According to Threatpost, Dutch researcher Jelle Ursem discovered nine separate files of highly sensitive personal health information (PHI) from apps such as Office 365 and Google G Suite from nine separate health organizations. He had difficulty reaching the companies whose data had been leaked and so eventually reported the breach to DataBreaches.net, which worked with him to publish a collaborative paper.

Among the errors developers made included: Embedding hard-coded login credentials in code instead of making them a configuration option on the server the code runs on; using public repositories instead of private repositories; failing to use two-factor or multifactor authentication for email accounts; and/or abandoning repositories instead of deleting them when no longer needed, they wrote, writes Threatpost. 
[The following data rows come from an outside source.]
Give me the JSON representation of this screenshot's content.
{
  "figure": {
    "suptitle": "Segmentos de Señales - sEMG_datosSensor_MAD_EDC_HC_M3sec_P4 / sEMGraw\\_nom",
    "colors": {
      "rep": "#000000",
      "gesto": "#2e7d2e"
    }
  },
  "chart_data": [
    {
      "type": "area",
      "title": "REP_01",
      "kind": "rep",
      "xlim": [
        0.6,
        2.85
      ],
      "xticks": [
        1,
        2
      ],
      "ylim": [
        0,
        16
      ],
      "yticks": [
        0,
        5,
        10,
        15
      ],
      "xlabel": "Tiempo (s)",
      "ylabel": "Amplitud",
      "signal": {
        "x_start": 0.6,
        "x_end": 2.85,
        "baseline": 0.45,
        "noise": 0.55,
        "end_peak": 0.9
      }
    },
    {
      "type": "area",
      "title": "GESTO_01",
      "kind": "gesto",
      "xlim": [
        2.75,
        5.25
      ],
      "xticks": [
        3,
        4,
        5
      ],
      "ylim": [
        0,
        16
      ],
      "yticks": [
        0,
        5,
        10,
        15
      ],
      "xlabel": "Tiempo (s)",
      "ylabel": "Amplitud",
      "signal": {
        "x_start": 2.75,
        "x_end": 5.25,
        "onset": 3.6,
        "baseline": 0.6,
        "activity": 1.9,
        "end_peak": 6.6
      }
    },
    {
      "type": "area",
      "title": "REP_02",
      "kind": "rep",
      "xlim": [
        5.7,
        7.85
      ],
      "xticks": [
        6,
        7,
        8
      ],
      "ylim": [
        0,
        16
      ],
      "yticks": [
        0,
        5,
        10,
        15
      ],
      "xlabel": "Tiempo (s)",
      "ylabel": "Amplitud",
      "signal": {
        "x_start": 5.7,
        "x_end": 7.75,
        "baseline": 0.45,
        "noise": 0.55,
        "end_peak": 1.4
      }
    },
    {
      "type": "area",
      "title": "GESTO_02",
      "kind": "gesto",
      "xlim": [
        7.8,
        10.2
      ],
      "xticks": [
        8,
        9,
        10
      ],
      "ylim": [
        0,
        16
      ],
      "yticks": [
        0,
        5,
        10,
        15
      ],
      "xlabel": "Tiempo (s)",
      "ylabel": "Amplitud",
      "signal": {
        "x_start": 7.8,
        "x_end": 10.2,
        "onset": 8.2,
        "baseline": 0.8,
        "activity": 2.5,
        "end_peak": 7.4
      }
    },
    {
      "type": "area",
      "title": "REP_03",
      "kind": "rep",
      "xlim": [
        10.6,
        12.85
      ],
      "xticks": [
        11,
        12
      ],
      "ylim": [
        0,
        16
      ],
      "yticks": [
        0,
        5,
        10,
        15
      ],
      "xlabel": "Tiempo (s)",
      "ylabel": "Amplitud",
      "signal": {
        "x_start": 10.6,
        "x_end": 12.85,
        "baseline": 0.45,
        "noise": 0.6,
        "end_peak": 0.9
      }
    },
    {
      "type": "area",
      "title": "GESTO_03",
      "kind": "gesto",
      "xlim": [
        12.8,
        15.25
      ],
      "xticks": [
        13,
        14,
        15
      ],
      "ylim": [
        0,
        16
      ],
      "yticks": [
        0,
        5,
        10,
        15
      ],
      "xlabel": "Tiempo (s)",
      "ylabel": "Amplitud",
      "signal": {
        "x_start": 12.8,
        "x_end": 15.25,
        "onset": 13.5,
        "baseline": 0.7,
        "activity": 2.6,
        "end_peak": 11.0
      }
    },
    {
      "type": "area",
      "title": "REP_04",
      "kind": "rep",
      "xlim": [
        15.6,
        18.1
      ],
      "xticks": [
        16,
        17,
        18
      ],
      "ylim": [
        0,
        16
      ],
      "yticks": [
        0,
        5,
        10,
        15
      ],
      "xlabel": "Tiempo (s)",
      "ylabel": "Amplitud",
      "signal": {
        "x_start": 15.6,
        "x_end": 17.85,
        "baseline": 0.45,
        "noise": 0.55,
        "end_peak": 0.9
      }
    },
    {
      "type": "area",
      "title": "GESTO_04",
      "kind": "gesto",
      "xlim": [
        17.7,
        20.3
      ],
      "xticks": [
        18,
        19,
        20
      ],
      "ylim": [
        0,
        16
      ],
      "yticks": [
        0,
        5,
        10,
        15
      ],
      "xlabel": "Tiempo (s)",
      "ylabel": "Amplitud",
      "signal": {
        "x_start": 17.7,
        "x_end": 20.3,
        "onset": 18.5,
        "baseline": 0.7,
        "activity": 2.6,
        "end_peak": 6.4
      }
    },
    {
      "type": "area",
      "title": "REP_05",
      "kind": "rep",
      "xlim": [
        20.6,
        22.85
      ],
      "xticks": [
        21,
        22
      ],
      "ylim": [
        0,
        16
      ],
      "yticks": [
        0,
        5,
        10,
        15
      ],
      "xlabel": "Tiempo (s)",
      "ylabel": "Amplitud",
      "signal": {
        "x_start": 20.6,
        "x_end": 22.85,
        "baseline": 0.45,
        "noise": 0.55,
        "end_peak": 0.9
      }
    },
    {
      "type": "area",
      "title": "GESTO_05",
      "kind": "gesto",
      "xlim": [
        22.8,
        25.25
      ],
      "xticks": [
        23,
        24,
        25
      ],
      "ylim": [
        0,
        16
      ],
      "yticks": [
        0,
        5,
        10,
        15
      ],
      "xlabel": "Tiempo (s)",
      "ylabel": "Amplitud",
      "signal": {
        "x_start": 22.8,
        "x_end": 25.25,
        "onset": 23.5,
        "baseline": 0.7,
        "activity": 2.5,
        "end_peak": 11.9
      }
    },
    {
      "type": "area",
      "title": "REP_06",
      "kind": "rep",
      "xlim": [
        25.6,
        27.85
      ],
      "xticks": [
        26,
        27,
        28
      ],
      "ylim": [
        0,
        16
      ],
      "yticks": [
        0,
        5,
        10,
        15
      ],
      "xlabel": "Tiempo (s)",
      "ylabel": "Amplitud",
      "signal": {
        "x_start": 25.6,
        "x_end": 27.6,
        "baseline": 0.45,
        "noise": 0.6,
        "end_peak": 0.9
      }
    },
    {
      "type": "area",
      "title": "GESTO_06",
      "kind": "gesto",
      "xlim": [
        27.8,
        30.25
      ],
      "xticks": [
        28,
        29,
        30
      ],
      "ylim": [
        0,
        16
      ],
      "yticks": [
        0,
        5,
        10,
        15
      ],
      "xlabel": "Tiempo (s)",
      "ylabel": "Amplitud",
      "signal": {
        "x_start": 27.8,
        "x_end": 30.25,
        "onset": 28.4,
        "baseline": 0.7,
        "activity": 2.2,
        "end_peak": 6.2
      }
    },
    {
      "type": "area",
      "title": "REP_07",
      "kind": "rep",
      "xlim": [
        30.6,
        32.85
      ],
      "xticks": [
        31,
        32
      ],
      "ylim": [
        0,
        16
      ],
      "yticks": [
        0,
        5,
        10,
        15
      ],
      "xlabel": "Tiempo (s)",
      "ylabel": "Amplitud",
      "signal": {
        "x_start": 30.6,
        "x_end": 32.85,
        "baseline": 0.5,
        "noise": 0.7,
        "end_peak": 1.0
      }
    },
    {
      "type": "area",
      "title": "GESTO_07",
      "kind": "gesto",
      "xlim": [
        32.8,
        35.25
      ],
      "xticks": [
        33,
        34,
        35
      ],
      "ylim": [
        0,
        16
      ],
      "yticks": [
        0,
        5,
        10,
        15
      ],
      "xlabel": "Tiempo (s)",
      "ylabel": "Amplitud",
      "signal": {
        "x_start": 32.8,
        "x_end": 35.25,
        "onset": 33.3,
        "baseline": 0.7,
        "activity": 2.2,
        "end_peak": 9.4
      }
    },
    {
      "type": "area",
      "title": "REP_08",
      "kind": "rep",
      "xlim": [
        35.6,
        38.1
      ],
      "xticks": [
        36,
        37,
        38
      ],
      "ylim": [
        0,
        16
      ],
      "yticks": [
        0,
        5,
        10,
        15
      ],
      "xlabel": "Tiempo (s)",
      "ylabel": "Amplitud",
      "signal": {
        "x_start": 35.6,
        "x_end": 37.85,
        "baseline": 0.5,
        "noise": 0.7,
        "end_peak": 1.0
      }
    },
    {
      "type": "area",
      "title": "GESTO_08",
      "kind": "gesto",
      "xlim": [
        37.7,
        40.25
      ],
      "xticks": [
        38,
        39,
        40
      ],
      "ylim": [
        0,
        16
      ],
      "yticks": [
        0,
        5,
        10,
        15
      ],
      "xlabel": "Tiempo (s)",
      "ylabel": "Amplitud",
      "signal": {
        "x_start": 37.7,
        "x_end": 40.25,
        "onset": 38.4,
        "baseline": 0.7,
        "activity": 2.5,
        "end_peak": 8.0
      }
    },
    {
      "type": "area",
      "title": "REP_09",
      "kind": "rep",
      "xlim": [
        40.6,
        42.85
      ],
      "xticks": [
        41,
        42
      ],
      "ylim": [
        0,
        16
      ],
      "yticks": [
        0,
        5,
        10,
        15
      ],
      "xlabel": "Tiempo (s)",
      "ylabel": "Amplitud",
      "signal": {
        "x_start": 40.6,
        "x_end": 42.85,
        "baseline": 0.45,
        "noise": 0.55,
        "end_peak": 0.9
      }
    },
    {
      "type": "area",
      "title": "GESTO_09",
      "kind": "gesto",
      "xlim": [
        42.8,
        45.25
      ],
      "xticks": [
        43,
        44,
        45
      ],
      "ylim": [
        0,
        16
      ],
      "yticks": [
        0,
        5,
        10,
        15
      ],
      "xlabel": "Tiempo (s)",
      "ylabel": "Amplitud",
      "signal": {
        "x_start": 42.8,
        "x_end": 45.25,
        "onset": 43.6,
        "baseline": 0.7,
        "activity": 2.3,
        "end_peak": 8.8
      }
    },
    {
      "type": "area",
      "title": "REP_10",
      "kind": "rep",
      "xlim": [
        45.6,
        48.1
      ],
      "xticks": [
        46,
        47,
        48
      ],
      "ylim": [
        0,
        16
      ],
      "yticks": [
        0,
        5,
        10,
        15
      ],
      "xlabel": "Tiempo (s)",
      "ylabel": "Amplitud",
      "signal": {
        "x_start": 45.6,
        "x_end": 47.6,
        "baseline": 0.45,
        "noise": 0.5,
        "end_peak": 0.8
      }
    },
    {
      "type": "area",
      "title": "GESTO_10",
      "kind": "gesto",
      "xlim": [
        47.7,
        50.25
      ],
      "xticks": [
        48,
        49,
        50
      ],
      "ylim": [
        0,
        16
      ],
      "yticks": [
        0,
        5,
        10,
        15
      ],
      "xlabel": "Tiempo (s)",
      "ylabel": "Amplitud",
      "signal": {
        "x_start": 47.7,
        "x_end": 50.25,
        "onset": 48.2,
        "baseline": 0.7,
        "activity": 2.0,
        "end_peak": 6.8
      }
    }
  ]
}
Matt Walmsley, EMEA Director at Vectra, a San Jose, Calif.-based provider of technology which applies AI to detect and hunt for cyber attackers, notes that, “Administrations that are failing to take basic steps to secure cloud services or apps isn’t a new story – there has been so many instances that have come to light where private data was inadvertently left exposed to the internet. While cloud computing’s instant provisioning and scale are valuable benefits, the cloud service provider’s features and default configurations are constantly in flux. Therefore, administrators must know and adapt what they’re doing and ensure appropriate access controls are in place to protect their data. As no system or person is ever perfect, the ability to monitor, detect and respond to unauthorized or malicious access to cloud services can make the difference between a contained security incident and a full-blown breach like these healthcare providers and their patients now face.”